By contrast, orders that are enforceable by contempt are those which were authorized by the Family Code. “The obligation which the law imposes on spouses to support one another and on parents to support their children is not considered a `debt’ within Article I, section 18, but a legal duty.” See In re Green, 221 S.W.3d at 647 (quoting Ex parte Hall, 854 S.W.2d 656, 656-57 (Tex. 1993)). Thus, for example, if your obligation arose not through agreements and bargaining with your spouse but through the application of the child support guidelines to your income, a failure to fulfill the court-ordered duties may result in enforcement through contempt.

Yet even this does not end the inquiry. “To be enforceable by contempt, a judgment must clearly order or command a party to perform the obligations imposed and the terms for compliance must be clear and unequivocal.” In re Coppock, 277 S.W.3d 417, 418 (Tex. 2009).
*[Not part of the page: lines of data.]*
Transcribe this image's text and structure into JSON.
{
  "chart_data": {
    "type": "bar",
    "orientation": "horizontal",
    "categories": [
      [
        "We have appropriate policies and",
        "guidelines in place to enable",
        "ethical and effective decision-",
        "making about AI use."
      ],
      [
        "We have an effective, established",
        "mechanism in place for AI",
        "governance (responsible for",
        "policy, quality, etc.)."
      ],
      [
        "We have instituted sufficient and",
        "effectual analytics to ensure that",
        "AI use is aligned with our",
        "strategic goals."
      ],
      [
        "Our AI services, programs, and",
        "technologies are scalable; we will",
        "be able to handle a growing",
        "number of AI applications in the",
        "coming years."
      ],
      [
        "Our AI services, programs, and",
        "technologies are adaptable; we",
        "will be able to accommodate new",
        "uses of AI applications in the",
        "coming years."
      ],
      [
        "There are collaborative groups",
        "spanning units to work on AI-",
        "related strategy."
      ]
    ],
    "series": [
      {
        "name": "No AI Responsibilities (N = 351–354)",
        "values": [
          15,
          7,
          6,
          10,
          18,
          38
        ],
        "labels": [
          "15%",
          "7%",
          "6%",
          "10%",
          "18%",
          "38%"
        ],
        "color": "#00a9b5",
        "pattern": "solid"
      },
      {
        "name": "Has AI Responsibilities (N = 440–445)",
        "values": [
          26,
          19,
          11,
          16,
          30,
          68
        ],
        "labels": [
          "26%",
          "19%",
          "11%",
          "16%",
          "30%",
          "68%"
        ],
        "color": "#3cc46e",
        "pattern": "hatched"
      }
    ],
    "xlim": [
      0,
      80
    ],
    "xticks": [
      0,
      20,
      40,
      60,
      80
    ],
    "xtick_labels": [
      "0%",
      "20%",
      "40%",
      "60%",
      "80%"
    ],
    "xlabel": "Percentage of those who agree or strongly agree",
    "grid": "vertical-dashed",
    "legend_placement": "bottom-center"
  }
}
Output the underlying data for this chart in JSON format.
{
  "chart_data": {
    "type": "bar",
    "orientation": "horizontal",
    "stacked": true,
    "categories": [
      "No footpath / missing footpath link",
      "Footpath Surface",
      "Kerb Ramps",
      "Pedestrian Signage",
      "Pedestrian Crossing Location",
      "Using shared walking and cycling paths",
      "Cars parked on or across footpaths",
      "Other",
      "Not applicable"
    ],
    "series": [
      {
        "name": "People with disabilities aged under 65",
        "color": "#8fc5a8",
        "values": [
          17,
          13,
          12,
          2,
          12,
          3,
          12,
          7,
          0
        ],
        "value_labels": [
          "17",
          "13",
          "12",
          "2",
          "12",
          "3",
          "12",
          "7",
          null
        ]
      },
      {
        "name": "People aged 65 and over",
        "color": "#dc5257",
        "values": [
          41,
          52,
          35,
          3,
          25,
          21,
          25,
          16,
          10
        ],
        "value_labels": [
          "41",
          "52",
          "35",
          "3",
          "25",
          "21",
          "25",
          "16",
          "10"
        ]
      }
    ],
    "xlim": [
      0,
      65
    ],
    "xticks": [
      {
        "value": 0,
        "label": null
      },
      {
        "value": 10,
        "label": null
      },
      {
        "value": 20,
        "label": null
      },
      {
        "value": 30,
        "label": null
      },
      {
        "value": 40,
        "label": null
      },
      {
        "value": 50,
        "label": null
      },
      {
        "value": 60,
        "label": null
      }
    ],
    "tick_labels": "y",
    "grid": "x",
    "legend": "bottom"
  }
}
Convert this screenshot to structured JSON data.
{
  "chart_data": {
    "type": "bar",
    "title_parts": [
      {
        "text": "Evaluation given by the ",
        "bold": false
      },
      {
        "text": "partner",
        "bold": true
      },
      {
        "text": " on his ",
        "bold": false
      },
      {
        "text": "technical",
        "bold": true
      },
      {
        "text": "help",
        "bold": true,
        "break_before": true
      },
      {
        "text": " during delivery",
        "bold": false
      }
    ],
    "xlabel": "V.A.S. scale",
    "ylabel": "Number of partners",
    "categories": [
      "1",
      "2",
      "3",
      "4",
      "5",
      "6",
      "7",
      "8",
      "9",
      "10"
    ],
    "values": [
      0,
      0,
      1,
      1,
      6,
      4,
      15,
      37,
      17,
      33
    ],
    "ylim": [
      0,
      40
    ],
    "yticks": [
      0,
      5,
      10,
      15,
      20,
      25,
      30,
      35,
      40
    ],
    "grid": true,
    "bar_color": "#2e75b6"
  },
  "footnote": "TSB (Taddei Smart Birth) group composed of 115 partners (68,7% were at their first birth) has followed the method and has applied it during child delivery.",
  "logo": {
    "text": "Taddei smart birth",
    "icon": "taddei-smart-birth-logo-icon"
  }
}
A judgment that does not clearly state what the party must do is not one that can be enforced through the threat of jail.

            Because enforcement of an order is not so clear cut as to find a party in contempt for even egregious violations of an underlying court order, it is important to consult with an attorney concerning the ways to enforce an order or to defend against a motion for contempt.